RBC Economics says that the speech by Bank of Canada deputy governor Pierre Duguay to the Canadian Association of Business Economists last night confirms the expectation that the central bank will be slow to raise rates in light of recent financial market turmoil.

The firm says that Duguay’s speech, “seemingly prepares the way for the central bank to move onto the sidelines and monitor the impact of the recent financial market turmoil.”

“The speech indicated that turmoil was prompted by a ‘reassessment of risk in credit markets triggered by concern about exposure to the U.S. sub-prime mortgages’. However, the repricing was aggravated due to ‘insufficient transparency – both about the actual assets that are backing these securities and about the distribution of exposure to these assets’. The turmoil resulted in ‘difficulties’ in the market for asset-backed commercial paper and ‘the drying up of liquidity in money markets more generally’,” RBC reports.

In response to the turmoil, the Bank of Canada undertook a number of measures largely designed to increase liquidity in the system, RBC notes, “However, Duguay stressed that operations did not reflect any easing in monetary conditions but, instead, were designed to counter the illiquidity that had taken hold in financial markets.”

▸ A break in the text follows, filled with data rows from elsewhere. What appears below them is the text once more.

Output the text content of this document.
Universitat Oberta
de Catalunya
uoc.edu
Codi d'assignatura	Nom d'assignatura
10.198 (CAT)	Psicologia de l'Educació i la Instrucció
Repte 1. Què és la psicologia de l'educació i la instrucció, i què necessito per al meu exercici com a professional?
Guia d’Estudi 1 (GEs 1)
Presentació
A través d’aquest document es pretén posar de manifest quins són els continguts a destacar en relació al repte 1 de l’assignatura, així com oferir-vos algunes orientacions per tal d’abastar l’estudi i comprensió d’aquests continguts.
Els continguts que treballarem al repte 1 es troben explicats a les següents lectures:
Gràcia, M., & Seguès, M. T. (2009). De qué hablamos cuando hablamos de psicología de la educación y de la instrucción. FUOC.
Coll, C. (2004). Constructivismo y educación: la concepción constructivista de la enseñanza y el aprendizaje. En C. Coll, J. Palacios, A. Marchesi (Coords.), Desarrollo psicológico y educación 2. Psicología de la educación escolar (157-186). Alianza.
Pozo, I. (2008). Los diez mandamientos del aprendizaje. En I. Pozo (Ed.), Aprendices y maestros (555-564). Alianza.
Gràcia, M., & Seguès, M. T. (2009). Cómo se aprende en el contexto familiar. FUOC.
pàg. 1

“Looking ahead, Duguay commented that the economic data released since the July Monetary Policy Report Update were generally in line with expectations,” RBC says, adding, it was those economic conditions that resulted in the Bank of Canada raising the overnight rate 25 basis points to 4.50%.

“However, the speech then went on to quickly warn that, given the recent financial market turmoil, the central bank needed to reassess the outlook provided in July. Duguay indicated that two questions would need to be resolved: First, how much greater is the risk to the Canadian economy now posed by developments in the U.S. economy? And second, to what extent would the re-pricing of credit risk lead to a sustained tightening of credit conditions in Canada?” it says.

“Given the continuing nervousness in financial markets, it is unlikely that the central bank will be able to satisfactorily answer these questions by the next policy meeting September 5,” RBC concludes. “This speech is generally consistent with our view that the Bank of Canada will move onto the sidelines at this meeting, opting to continue to monitor trends in both financial markets and the economic data. Our forecast assumes that the Bank of Canada will not return to tightening mode until early in 2008.”